In today’s last post dedicated to the #MIP2013 workshop, I examine two sources of complexity affecting research in mixed-integer (linear and nonlinear) programming.

#### Curse of Dimensionality

Although the term was coined by Richard E. Bellman in context of dynamic programming, this applies to most aspects of integer programming. Even a LP-based polytope has an exponential number of extreme points, and a model with *n* binary variables allows for 2^{n} possible combinations (they might be feasible or not). My point is, for any realistic-sized problem, we have to be clever because enumeration is just not possible. Probing, preprocessing, cutting planes and other techniques that cuts off large portions of the search space are thus really powerful – when applied with good measure.

That being said, MIP theory does not explain everything. Quite often, algorithms for which we have a very bad worst case performance (simplex, branch and bound, and so on) just work quite well in practice. Also, some other elements need to be taken into account when working in higher dimension, such as the use of cutting planes that can ultimately slow down a branch-and-cut algorithm. For better or worse, theoretical results are often left in the closet in favor of compromises found through empirical experimentation. I’m sure the solver developer veterans have a lot to say about this.

#### Curse of instance-dependent parameters

Mixed-integer computation is complex, and Lodi would say, inherently heuristic.
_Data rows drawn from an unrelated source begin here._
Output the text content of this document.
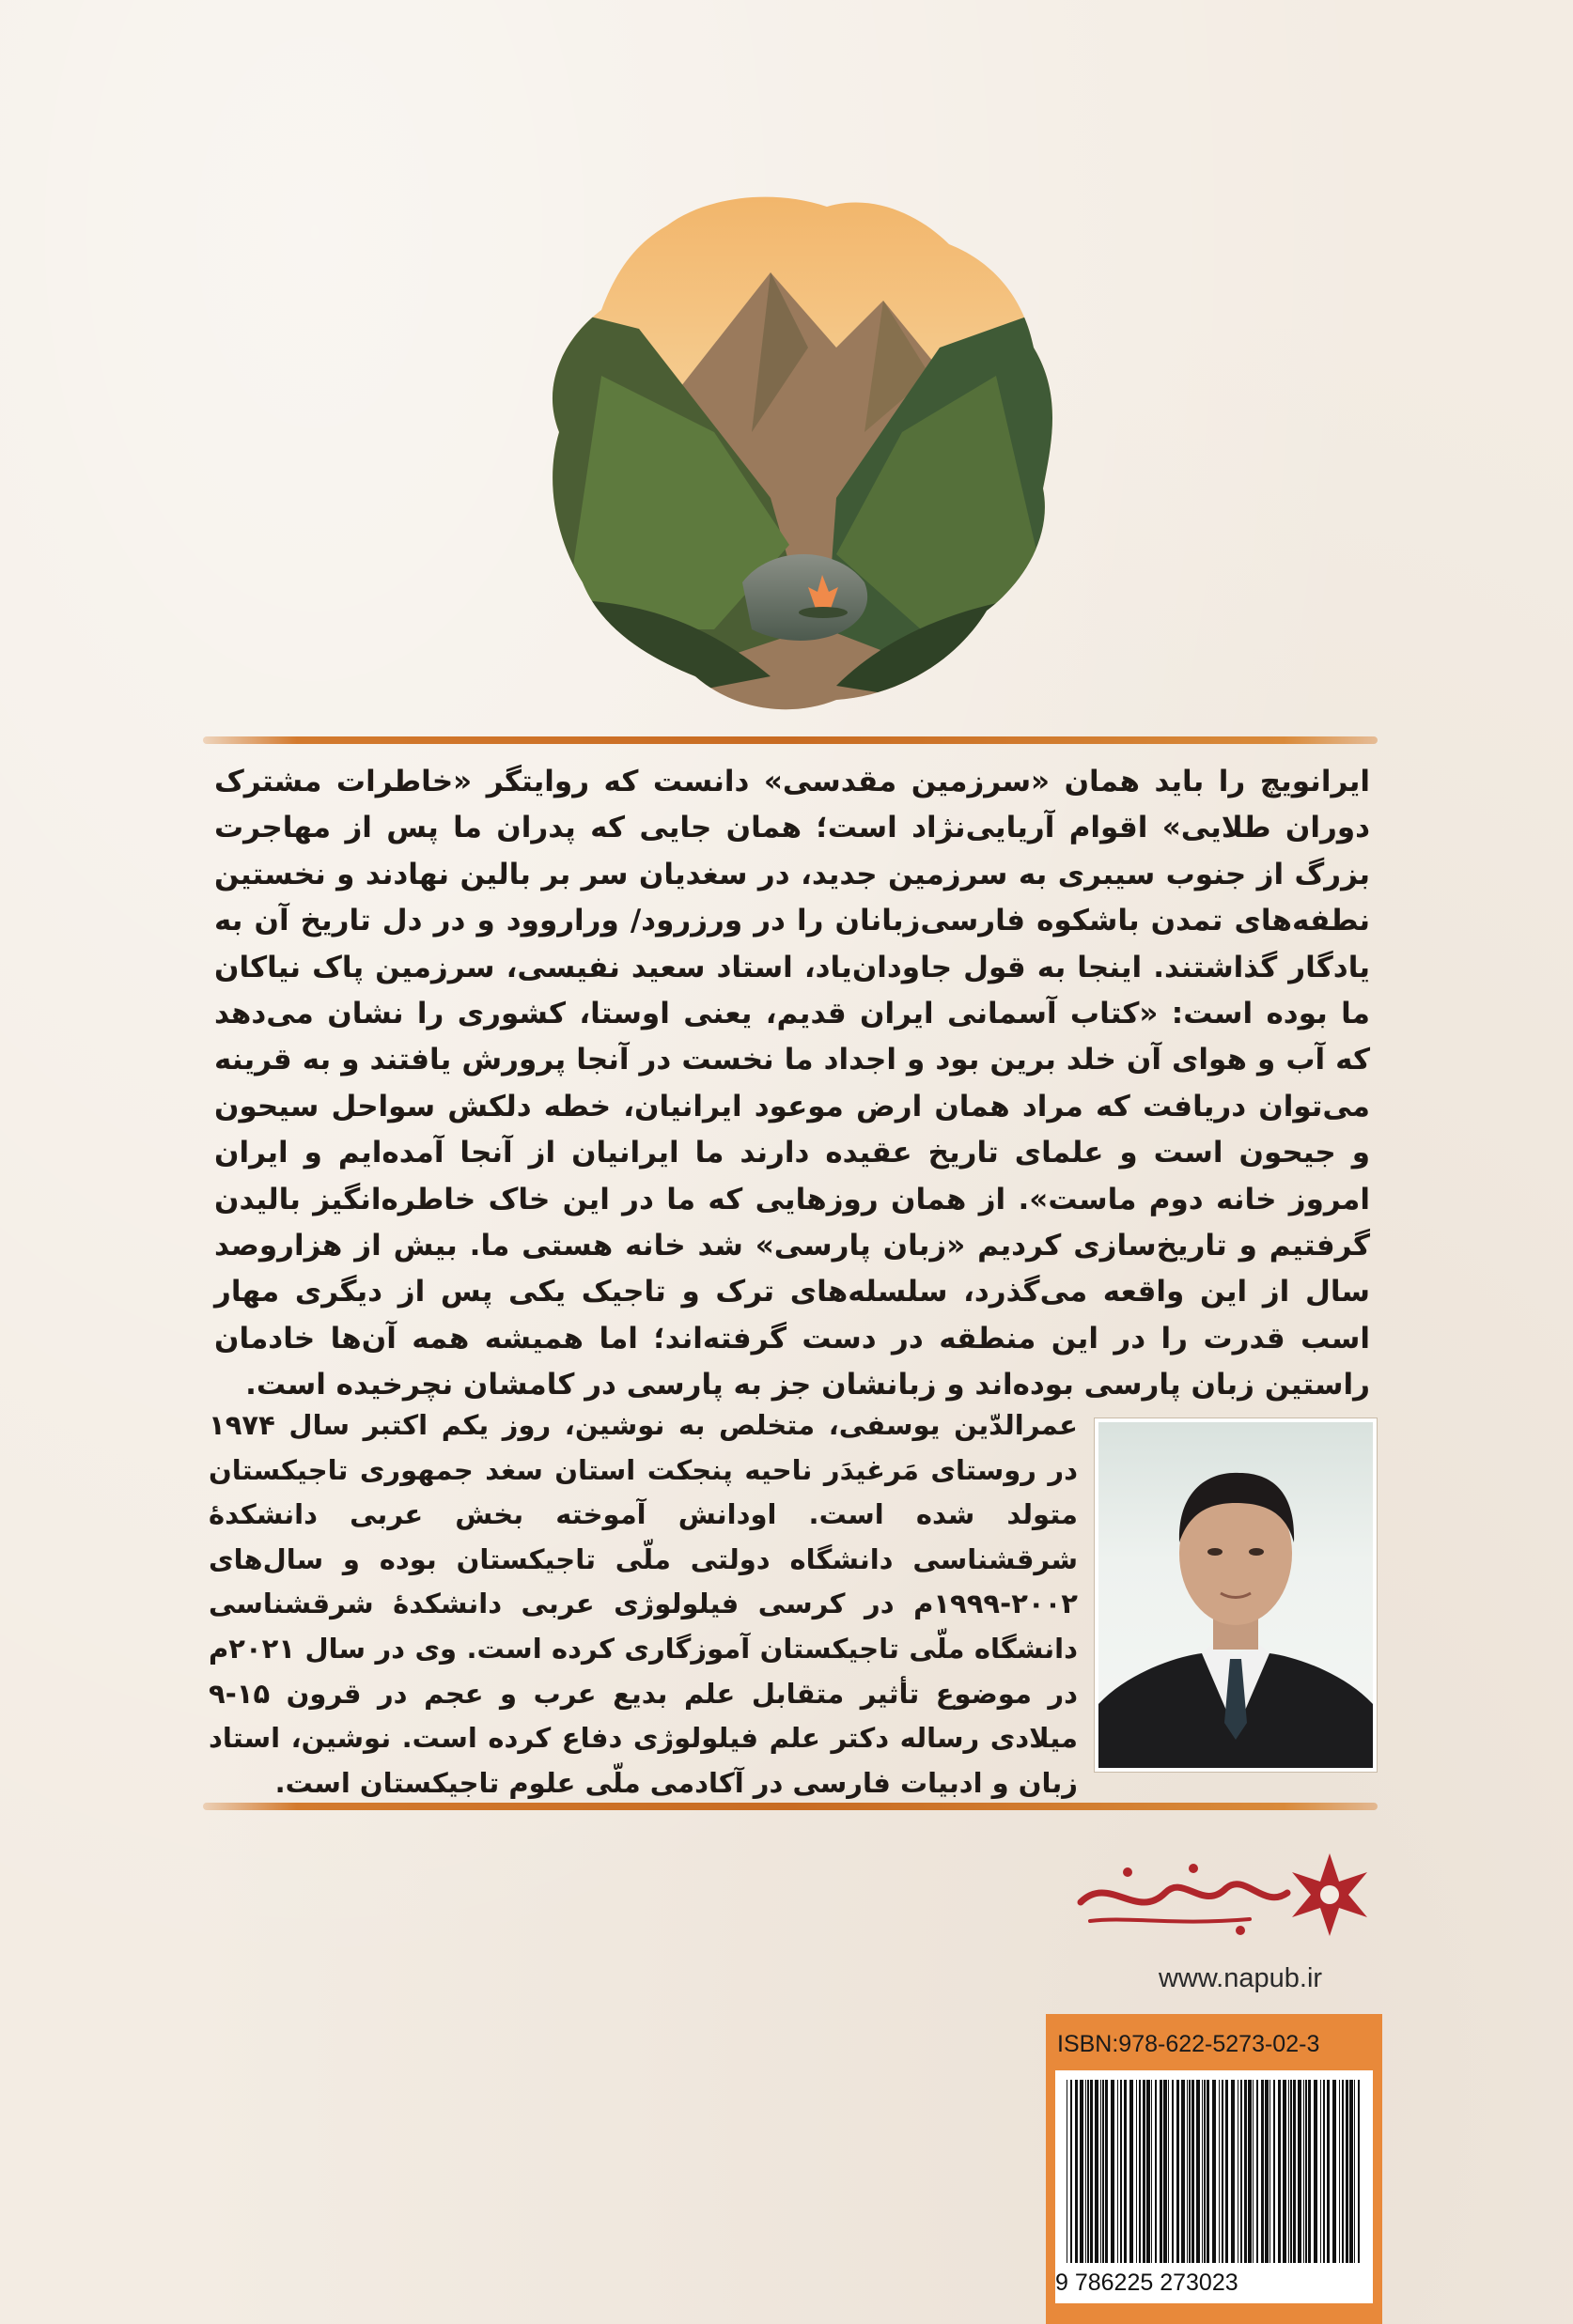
ایرانویچ را باید همان «سرزمین مقدسی» دانست که روایتگر «خاطرات مشترک دوران طلایی» اقوام آریایی‌نژاد است؛ همان جایی که پدران ما پس از مهاجرت بزرگ از جنوب سیبری به سرزمین جدید، در سغدیان سر بر بالین نهادند و نخستین نطفه‌های تمدن باشکوه فارسی‌زبانان را در ورزرود/ وراروود و در دل تاریخ آن به یادگار گذاشتند. اینجا به قول جاودان‌یاد، استاد سعید نفیسی، سرزمین پاک نیاکان ما بوده است: «کتاب آسمانی ایران قدیم، یعنی اوستا، کشوری را نشان می‌دهد که آب و هوای آن خلد برین بود و اجداد ما نخست در آنجا پرورش یافتند و به قرینه می‌توان دریافت که مراد همان ارض موعود ایرانیان، خطه دلکش سواحل سیحون و جیحون است و علمای تاریخ عقیده دارند ما ایرانیان از آنجا آمده‌ایم و ایران امروز خانه دوم ماست». از همان روزهایی که ما در این خاک خاطره‌انگیز بالیدن گرفتیم و تاریخ‌سازی کردیم «زبان پارسی» شد خانه هستی ما. بیش از هزاروصد سال از این واقعه می‌گذرد، سلسله‌های ترک و تاجیک یکی پس از دیگری مهار اسب قدرت را در این منطقه در دست گرفته‌اند؛ اما همیشه همه آن‌ها خادمان راستین زبان پارسی بوده‌اند و زبانشان جز به پارسی در کامشان نچرخیده است.
عمرالدّین یوسفی، متخلص به نوشین، روز یکم اکتبر سال ۱۹۷۴ در روستای مَرغیدَر ناحیه پنجکت استان سغد جمهوری تاجیکستان متولد شده است. اودانش آموخته بخش عربی دانشکدهٔ شرقشناسی دانشگاه دولتی ملّی تاجیکستان بوده و سال‌های ۲۰۰۲-۱۹۹۹م در کرسی فیلولوژی عربی دانشکدهٔ شرقشناسی دانشگاه ملّی تاجیکستان آموزگاری کرده است. وی در سال ۲۰۲۱م در موضوع تأثیر متقابل علم بدیع عرب و عجم در قرون ۱۵-۹ میلادی رساله دکتر علم فیلولوژی دفاع کرده است. نوشین، استاد زبان و ادبیات فارسی در آکادمی ملّی علوم تاجیکستان است.
www.napub.ir
ISBN:978-622-5273-02-3
9 786225 273023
Every tool out of the toolbox (cutting planes, branching rules, heuristics, preprocessing or probing techniques) works great on some models while being useless in others. Worse, the “best” settings often differ between instances of a given problem, making any kind of performance prediction difficult. Whereas it’s relatively easy to determine what are the best parameters to solve a given model – just try everything, it’s difficult to know *a priori* what will work best. Some authors have worked on this very problem [1], but much more work remains to be done in this matter.

#### Curse of Performance Variability

According to Koch *et al.* (2011) [2] one often experiences difference in behavior when using the same solver to solve the same model. Performance-neutral changes such as the input order of the constraints often affect performance in unexpected yet profound ways. At Forac, where I work, we often have problems with a scripting engine written in Python, not because it’s too slow but because we have no control over how elements are put into a set – and thus, in which order constraints are entered into CPLEX.

Performance variability is especially hard to explain to end users, who quite often expect sustainable performance (i.e. with very low variance) and have trouble understanding why today’s production planning model is difficult to solve while yesterdays was really easy and took 2 seconds. Overcoming these curses will be quite a challenge for MIPpers, whether they work on the theory or practice side of MIP.

#### A foreword

I wish to thank this year’s MIP Workshop organizers as the venue was great and the schedule allowed for plenty of time to discuss and exchange with one another. Thanks to the speakers too, for the talks were pretty much interesting.

[1] Frank Hutter, Holger H. Hoos, Kevin Leyton-Brown, and Thomas Stützle. ParamILS: An Automatic Algorithm Configuration Framework, *Journal of Artificial Research* 36, 2009, pages 267-306.

[2] Thorsten Koch et al. MIPLIB 2010, *Mathematical Programming Computation* 3, 2011, pages 103-163.

You make two good points (at least) here: first, complexity theory isn’t very useful as it mostly focuses on worst case analysis. In practice, algorithms behave much better than worst case (or their wouldn’t be much practice…)

But, worst case can pop up still, yielding to performance variability difficult to explain to layman. I’m afraid we’ll experience some of it for a while, unless someone fixes worst case once and for all (eg by proving P=NP).